Bail is completely different from Parole. Both are not synonymous to each other and stand on different footing. Granting Bail is not to set the accused free from legal proceeding, but to release the accused from the custody of Law and to entrust him to the custody of his sureties who are bound to produce him to appear before the court as and when required at the trial stage. Bail is not guarantee of complete freedom.  The court while granting the bail Imposes certain conditions on the accused person and in the events of violation of the conditions, the court is quite competent to cancel the bail and discharge the sureties. Parole is normally granted to a prisoner to enable him have a pleasant family life for a short period. Parole therefore, is a conditional liberation which provides an opportunity to the prisoner to make adjustment in the community under the guidance of Parole Officer.

Bail is granted by the court at the pre-trail stage or trail stage, while Parole is granted while undergoing in imprisonment.  Parole means to release of a prisoner from the jail for a short period on the promise and undertaking given by the said prisoner that he will not escape after being released from the jail and will come back  after the stipulated period to undergo the remaining sentence again.

Procedure of granting Bail – Grant or refusal of Bail is very delicate matter and certainly needs a serious examination when the court decides against the accused person. There is no difficulty for the police or the Judicial officer to release the accused person on bail, in a Bailable offence. Of course, bail in a bailable offence, is a matter of Right. But in case of Non-bailable offence, the Judicial Officer have to  View the provisions of law and  have to use his discretionary power in granting or refusing bail to the accused person.

“Bailable Offence” means an offence which is shown as bailable in the first Schedule, or which is made bailable by any other law or for the time being in force and “Non – Bailable” offence means any other offence. The Supreme Court of India and almost all the High Courts have observed that “grant of bail is a rule and refusal to bail is an exception”. In the case of State of Rajsthan Vs Bal Chand,  AIR 1977 SC 2447, The Supreme Court of India has observed that the normal rule is bail not jail. The main purpose behind the grant of bail is that consequences of long detention of the pre-trail accused persons were very grave, who are presumed to be innocent as any other citizen until and unless convicted.

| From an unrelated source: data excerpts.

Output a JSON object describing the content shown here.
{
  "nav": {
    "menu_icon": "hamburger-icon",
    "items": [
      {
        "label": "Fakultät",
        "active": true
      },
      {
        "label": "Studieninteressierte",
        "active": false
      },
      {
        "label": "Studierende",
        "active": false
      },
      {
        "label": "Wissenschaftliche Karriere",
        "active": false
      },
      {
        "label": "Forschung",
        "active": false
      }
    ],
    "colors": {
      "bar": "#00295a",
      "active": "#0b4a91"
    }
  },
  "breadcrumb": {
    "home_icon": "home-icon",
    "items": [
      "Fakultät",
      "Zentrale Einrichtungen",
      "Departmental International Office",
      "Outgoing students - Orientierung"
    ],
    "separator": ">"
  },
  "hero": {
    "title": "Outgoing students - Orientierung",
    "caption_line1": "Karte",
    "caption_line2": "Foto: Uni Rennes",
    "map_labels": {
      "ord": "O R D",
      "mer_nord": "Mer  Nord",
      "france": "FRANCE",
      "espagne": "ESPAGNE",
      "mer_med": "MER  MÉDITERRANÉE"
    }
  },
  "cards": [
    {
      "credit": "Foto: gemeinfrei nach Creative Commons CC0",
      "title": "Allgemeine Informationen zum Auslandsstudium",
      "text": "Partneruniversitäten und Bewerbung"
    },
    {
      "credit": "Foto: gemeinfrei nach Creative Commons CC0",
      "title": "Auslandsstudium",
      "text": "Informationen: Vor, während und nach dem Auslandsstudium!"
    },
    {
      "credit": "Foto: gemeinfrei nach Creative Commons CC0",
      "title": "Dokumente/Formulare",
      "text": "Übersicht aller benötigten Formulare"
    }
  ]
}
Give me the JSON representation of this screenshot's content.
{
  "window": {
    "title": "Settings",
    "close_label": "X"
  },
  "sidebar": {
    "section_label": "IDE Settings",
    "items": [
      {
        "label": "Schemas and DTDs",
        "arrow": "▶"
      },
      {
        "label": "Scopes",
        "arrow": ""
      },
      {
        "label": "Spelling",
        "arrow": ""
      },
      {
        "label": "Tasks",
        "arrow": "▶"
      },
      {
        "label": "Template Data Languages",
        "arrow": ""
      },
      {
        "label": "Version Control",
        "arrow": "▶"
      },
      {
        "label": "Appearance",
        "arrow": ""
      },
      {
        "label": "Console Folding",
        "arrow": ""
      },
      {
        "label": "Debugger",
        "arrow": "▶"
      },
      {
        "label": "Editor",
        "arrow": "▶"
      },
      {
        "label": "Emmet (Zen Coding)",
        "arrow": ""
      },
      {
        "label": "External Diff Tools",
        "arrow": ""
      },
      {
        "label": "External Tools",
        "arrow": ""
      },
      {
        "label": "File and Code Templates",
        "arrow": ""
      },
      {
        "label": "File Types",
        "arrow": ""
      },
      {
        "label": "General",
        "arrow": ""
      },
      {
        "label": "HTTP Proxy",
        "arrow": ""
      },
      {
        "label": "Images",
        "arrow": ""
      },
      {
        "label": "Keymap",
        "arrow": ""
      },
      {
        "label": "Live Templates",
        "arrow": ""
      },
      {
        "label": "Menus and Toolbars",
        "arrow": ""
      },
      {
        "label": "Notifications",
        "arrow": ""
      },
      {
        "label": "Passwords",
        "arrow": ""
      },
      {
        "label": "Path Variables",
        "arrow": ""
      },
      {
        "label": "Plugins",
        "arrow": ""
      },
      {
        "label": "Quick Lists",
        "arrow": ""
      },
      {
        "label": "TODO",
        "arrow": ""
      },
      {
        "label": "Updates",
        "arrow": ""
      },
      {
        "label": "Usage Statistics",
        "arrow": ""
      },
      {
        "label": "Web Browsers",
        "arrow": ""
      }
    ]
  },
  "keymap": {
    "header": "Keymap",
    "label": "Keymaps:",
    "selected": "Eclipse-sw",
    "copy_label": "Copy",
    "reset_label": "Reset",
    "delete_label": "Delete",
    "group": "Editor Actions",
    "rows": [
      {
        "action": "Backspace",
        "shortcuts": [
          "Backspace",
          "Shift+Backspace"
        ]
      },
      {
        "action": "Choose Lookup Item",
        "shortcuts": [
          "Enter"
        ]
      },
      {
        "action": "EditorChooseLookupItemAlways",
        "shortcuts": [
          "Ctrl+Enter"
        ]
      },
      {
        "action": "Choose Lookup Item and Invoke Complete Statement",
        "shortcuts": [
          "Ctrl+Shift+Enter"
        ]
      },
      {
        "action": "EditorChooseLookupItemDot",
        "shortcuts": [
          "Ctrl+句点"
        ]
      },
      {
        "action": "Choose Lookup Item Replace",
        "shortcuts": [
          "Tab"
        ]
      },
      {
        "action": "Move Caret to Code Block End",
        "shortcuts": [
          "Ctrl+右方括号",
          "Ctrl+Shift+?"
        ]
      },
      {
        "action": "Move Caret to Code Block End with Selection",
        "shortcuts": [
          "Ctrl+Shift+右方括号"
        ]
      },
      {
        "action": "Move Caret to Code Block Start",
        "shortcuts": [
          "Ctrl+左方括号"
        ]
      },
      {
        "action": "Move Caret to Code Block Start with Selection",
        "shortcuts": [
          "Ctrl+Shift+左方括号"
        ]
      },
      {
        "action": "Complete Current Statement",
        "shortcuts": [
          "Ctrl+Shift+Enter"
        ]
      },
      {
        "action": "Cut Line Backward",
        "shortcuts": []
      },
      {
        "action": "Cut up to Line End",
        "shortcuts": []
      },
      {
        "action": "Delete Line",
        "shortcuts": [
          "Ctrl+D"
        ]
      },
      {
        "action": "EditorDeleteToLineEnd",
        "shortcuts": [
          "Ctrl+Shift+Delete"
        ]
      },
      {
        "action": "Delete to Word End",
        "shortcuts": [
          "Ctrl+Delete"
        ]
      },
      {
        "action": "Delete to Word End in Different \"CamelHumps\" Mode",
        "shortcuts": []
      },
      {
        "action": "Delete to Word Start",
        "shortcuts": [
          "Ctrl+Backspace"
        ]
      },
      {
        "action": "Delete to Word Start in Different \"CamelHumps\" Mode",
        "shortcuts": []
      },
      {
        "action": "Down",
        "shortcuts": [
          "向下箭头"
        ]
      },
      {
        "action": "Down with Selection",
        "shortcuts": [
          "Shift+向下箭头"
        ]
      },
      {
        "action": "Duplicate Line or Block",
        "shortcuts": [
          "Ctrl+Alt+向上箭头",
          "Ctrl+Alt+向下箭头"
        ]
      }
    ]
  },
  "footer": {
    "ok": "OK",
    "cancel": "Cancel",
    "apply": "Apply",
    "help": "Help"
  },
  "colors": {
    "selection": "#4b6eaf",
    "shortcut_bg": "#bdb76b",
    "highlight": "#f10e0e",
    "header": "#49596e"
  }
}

Any person who has the capacity, control and competence to produce the accused in case of non-production or to pay the amount of the surety, can be accepted by the court for the purpose. No specific provision is there to decide the exact amount of surety to be paid, if bail is granted to the accused person. The court are given discretion to fix a reasonable amount judicially.

Provisions of Bail and Bonds has been described under Sec. 436 to 450 of The Code of Criminal Procedure. Bail under Section 437 of The Code of Criminal Procedure is not the matter of Right.

Special Power of High Court or the court of Session as been defined under Section 439 of The Code Of Criminal Procedure, 1973.

Bail once granted can’t be reviewed, revised or set aside by the same court under any provision of this code. But the court has power to cancel the bail already granted to the accused of an offence under Indian Panel Code or any other provisions of Law. Magistrate who has granted the bail in non-bailable offence can pass an order of cancelation of bail, if necessary, but the magistrate is not competent to cancel the bail granted in bailable offence. There are certain circumstances which are to be kept in mind by the session Court or the High court when the bail already granted is to be cancelled. Rejection of Bail is certainly different from rejection of bail.

Whereas in case of misuse, the court will cancel the bond and the accused will have to go in jail custody.  The accused shall have right to pray for bail and he court may consider his application on his discretion.